Amazon badly needs material improvement.
- Amazon has finally launched devices that are capable of greatly improving the Alexa experience, but it remains to be seen how well it works and given how bad Amazon is at AI, I am not optimistic.
- Amazon held an event in New York where it launched four new Echo products, two TVs, A Fire TV USB stick, Ring devices and cameras and a Kindle tablet for note-taking that aims to compete with Remarkable.
- The media products, home security and writing are evolutionary and do not represent a big change in Amazon’s approach, and so I will not address them further today, other than to say that while the headline blurb says that the TVs are designed for Alexa+, the store listings make no mention of this whatsoever, underpinning my scepticism.
- The products signalling a change in Amazon’s approach to AI are the four new Echo products.
- First, Echo Dot Max and Echo Studio: which are audio-only products and have been designed for Alexa+.
- Alexa+ is the next generation of Alexa, which uses LLMs for the first time to power the voice UX on the device.
- RFM Research has long concluded that one of the superpowers of LLMs is the ability to power voice-based user experiences, providing a natural, intuitive and fun-to-use voice experience for the first time.
- Almost all of the complaints that I have heard and experienced with the current Alexa are that it is way too stupid to be of much use beyond setting timers, turning the lights on and playing music (and it isn’t even very good at that).
- LLMs have great potential to fix these problems, but I have long argued that to do so, they must run the main portion of the service locally and go to the cloud only when necessary.
- This makes the experience much more natural and more like talking to another person, which will drive engagement.
- This is what the custom chips AZ3 and AZ3 are all about, as these are custom AI accelerators designed to run AI models on the device and will almost certainly be running the Alexa algorithm on the device.
- This will be a hybrid system which defaults to the device wherever possible to optimise the experience and then goes to the cloud when it needs to.
- This, combined with better acoustics, is why the price of the cheapest Echo more than doubles to $99.99.
- Second, Echo Show 8 and Echo Show 11: which are basically the Echo Dot Max with screens stuck on them.
- These are designed to be able to offer a more rounded experience in terms of showing photos, videos or footage from Ring cameras.
- However, if Alexa+ is as good as Amazon says it is (big if), then the Echo Show will become more of a niche product.

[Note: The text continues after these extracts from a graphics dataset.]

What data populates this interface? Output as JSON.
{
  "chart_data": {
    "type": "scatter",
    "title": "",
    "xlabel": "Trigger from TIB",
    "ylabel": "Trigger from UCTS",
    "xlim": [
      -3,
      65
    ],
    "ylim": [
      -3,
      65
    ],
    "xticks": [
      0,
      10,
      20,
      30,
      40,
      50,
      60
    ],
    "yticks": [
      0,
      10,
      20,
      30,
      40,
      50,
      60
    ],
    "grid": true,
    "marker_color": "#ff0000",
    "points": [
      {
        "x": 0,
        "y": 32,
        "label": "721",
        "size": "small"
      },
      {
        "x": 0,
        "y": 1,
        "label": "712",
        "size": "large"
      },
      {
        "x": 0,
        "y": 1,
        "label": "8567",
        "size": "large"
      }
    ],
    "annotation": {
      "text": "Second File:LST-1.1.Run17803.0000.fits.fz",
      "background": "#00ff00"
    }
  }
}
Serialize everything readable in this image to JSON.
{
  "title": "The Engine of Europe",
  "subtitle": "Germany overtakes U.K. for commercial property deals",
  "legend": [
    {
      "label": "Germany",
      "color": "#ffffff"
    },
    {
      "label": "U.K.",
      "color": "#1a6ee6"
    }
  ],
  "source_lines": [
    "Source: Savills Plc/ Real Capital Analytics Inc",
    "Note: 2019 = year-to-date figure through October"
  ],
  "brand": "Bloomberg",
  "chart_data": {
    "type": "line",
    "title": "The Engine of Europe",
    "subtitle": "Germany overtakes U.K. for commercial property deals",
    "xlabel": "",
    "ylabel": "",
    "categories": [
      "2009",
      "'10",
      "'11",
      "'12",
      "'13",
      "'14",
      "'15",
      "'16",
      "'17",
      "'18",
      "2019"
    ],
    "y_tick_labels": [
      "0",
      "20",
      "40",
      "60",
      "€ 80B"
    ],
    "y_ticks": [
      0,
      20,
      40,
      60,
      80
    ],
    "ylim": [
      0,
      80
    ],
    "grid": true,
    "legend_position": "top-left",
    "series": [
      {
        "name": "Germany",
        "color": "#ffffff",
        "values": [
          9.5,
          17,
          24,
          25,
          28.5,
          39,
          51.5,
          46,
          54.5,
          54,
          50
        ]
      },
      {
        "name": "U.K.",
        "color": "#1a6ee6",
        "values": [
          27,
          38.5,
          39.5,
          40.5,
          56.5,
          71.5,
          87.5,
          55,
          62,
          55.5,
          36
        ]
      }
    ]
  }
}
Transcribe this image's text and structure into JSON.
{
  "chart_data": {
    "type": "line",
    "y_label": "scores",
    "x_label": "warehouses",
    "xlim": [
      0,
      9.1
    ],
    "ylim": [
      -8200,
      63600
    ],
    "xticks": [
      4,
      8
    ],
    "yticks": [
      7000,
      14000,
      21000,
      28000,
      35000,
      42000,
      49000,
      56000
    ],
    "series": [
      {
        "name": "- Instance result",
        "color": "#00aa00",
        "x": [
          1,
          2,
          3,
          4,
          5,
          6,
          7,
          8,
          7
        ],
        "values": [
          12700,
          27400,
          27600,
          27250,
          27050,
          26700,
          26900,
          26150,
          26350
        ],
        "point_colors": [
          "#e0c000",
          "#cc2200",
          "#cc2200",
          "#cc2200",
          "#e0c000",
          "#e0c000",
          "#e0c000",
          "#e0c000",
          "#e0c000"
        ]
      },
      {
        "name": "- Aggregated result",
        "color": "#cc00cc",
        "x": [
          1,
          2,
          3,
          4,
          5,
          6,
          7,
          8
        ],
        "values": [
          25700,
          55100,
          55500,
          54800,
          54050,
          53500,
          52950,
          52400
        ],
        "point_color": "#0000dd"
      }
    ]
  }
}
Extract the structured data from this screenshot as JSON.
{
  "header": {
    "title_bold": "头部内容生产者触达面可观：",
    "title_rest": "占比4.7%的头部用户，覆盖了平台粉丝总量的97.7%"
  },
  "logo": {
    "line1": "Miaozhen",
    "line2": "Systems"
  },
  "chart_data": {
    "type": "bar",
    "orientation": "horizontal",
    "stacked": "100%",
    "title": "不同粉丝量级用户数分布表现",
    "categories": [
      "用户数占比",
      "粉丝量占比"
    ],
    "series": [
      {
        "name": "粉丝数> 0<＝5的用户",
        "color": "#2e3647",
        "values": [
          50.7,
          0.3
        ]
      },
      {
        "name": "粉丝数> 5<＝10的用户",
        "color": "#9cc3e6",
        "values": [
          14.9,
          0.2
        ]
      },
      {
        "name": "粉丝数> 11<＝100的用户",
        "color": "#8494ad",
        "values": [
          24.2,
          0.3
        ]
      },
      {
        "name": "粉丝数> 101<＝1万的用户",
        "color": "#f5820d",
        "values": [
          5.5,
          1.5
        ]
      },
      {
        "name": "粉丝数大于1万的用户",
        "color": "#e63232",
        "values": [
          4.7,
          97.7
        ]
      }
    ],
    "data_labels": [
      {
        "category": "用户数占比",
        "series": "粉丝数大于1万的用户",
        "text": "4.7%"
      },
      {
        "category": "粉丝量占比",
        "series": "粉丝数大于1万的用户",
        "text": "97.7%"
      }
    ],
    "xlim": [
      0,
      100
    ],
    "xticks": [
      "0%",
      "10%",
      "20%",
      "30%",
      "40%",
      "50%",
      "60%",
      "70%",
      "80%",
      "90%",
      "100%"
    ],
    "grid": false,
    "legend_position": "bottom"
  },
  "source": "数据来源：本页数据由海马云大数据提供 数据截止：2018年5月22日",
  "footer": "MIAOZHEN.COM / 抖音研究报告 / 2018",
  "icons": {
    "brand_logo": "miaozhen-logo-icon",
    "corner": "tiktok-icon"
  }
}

- This is because screens are often used for answering a request when the voice output is not up to the job.
- If Amazon has fixed Alexa, then the screen on these devices should be used less and the voice output more, given its much wider range of capabilities.
- Third, Alexa+: which is clearly aimed at Amazon Prime subscribers, which by my estimate is somewhere around 250m – 300m globally.
- This is because to use Alexa+ without being a Prime member costs $19.99 per month, which is more expensive than a Prime membership in its entirety ($14.99 per month), meaning that no one in their right mind will sign up for this plan.
- Instead, if it proves popular, it could drive more sign-ups for Prime membership.
- Amazon has also said that any of these devices will come with Alexa+ out of the box, but it hasn’t said for how long that will last.
- Fourth, Ambient AI: which is only possible because all of these devices will be plugged into the wall all of the time.
- What Amazon means by this is that the sensor suite on the devices is running all of the time to detect what is happening in the room so that it can make proactive suggestions as well as tune the microphones for speech that comes from far away.
- Ambient AI is something that Meta Platforms and Google have also talked about, but the problem is that it remains power hungry, meaning that on a battery-powered device, it can’t run in the background as it will degrade battery life materially.
- This is why on Meta’s glasses, the user has to turn Live AI on and off manually, as we saw in the demos a couple of weeks ago.
- The net result is that this is a badly needed step forward for Amazon, which has been very slow to make this obvious move.
- I put this down to the change in management in devices and the fact that designing good hardware takes time.,
- Fortunately, everyone else is not going much faster, and the edge AI proposition and the use of AI agents to control Digital Life services and devices remain at an early stage.
- This means that the new Alexa will live or die on the merits of its user experience, and given Amazon’s pretty dreadful record in AI, I am not optimistic.
- However, if Amazon has taken some of Anthropic’s IP and put it into the new version of Alexa, then I will be more hopeful, but there is no mention of this anywhere.
- Hence, while I have more faith in the hardware now that Panos Panay is in charge, the jury remains out whether Amazon has done a good job with the brains of Panos’ very nice devices.